Fred, a 13-year-old pupil in Uganda, was born with a cleft lip and defective voice box that affected his speech development. He underwent corrective surgery while he was still a toddler, but his speech did not fully recover. Because of these speech challenges, Fred found it hard to attend school and associate with other children. He recalls how they used to laugh at him, ridiculing him with different names because he was not able to clearly express himself.
“My classmates avoided playing with me because I wasn’t able to talk to them,” he explains. “They only wanted me to be part of the games in which they would make fun of me and laugh, and I disliked coming to school because of that.”
To reach children that carry such burdens and keep them from leaving school, Save the Children has implemented an “inclusive education” program that provides real learning opportunities for children with disabilities. The program strengthens teacher capacity to support children with different learning challenges – whether they be physical, behavioural, speech, hearing or attention retention. Teachers are provided with specific training on how to deal with cases like Fred’s, including how to incorporate positive discipline in the classroom and provide a safer learning environment.
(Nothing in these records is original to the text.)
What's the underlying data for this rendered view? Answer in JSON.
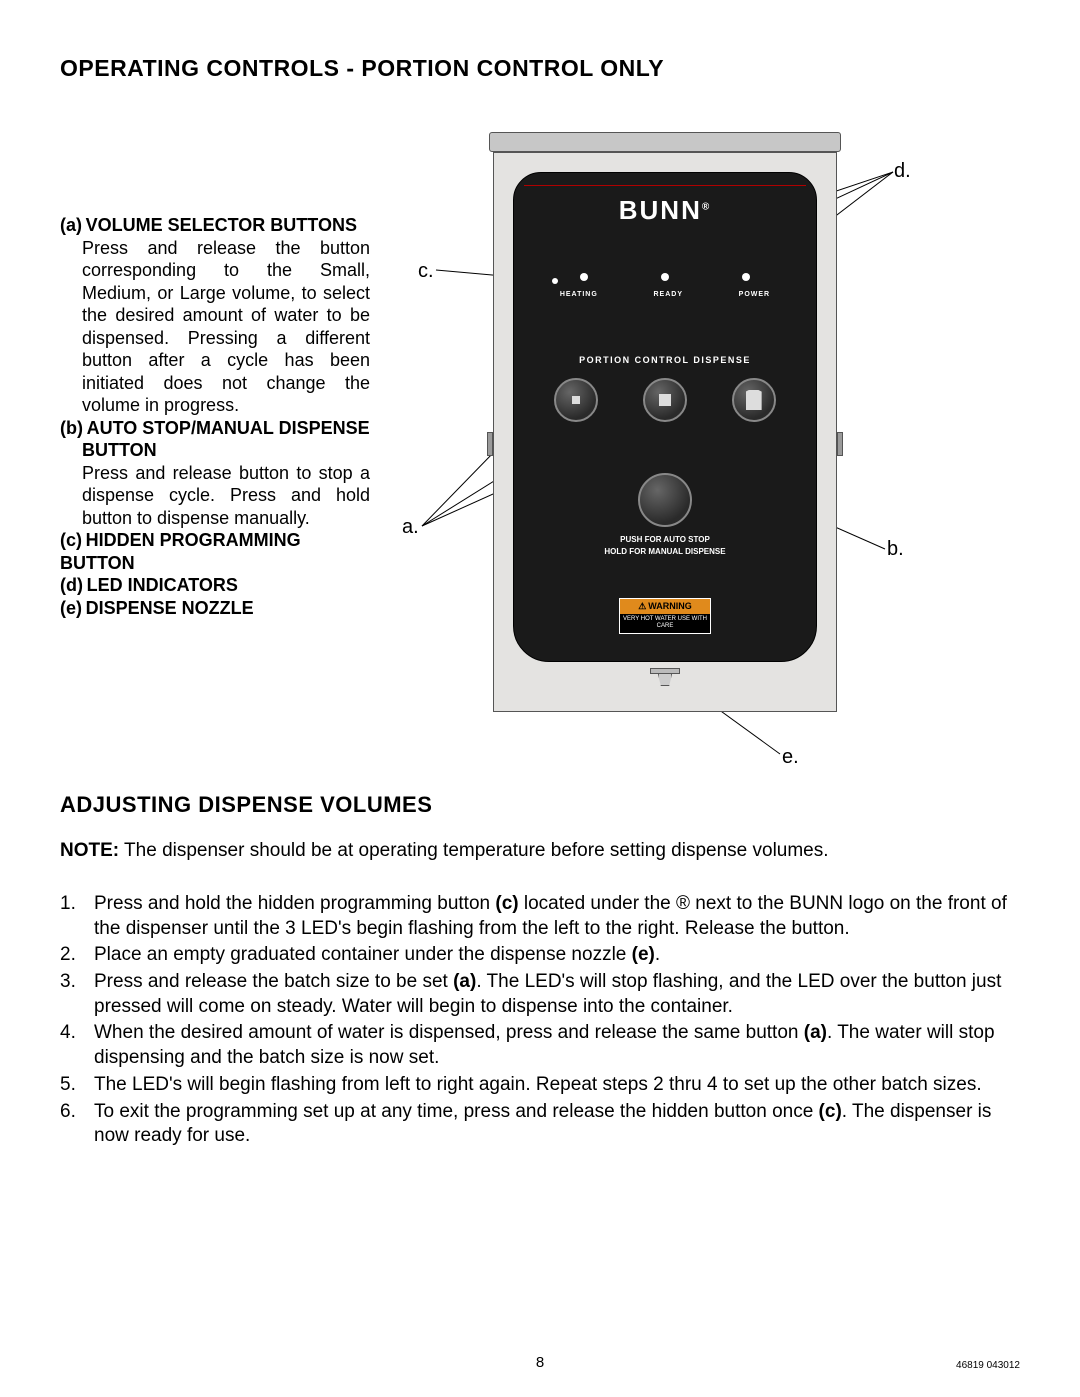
{
  "title": "OPERATING CONTROLS - PORTION CONTROL ONLY",
  "controls": {
    "a": {
      "head": "(a) VOLUME SELECTOR BUTTONS",
      "body": "Press and release the button corresponding to the Small, Medium, or Large volume, to select the desired amount of water to be dispensed. Pressing a different button after a cycle has been initiated does not change the volume in progress."
    },
    "b": {
      "head": "(b) AUTO STOP/MANUAL DISPENSE BUTTON",
      "body": "Press and release button to stop a dispense cycle. Press and hold button to dispense manually."
    },
    "c": {
      "head": "(c) HIDDEN PROGRAMMING BUTTON"
    },
    "d": {
      "head": "(d) LED INDICATORS"
    },
    "e": {
      "head": "(e) DISPENSE NOZZLE"
    }
  },
  "diagram": {
    "brand": "BUNN",
    "led_labels": [
      "HEATING",
      "READY",
      "POWER"
    ],
    "portion_label": "PORTION  CONTROL  DISPENSE",
    "instr1": "PUSH FOR AUTO STOP",
    "instr2": "HOLD FOR MANUAL DISPENSE",
    "warn_head": "WARNING",
    "warn_body": "VERY HOT WATER\nUSE WITH\nCARE",
    "callouts": {
      "a": "a.",
      "b": "b.",
      "c": "c.",
      "d": "d.",
      "e": "e."
    },
    "colors": {
      "panel_bg": "#1a1a1a",
      "chassis": "#e4e3e1",
      "accent_line": "#b00000",
      "warn_bg": "#e08a1c"
    }
  },
  "section2_title": "ADJUSTING DISPENSE VOLUMES",
  "note_label": "NOTE:",
  "note_body": " The dispenser should be at operating temperature before setting dispense volumes.",
  "steps": [
    "Press and hold the hidden programming button <b>(c)</b> located under the ® next to the BUNN logo on the front of the dispenser until the 3 LED's begin flashing from the left to the right. Release the button.",
    "Place an empty graduated container under the dispense nozzle <b>(e)</b>.",
    "Press and release the batch size to be set <b>(a)</b>. The LED's will stop flashing, and the LED over the button just pressed will come on steady. Water will begin to dispense into the container.",
    "When the desired amount of water is dispensed, press and release the same button <b>(a)</b>. The water will stop dispensing and the batch size is now set.",
    "The LED's will begin flashing from left to right again. Repeat steps 2 thru 4 to set up the other batch sizes.",
    "To exit the programming set up at any time, press and release the hidden button once <b>(c)</b>. The dispenser is now ready for use."
  ],
  "page_number": "8",
  "doc_id": "46819 043012"
}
Additionally, the program has also increased community awareness about inclusive education, which has led parents to understand the importance of sending their children to school — even those who face such challenges — and Enrollment at school as increased.
“Fred’s parents are supportive and willing to help when issues arise,” explains Rebecca, Fred’s English teacher. “Communication is much better now with his parents and we’re able to work together to support his learning.” Fred is now thriving at school and has dreams to become a lawyer one day so that he can help children who suffer stigmas that prevent them for reaching their full potential. “I now love going to school and I have friends to play with,” he says. “Mybest game is football where I am a midfielder.”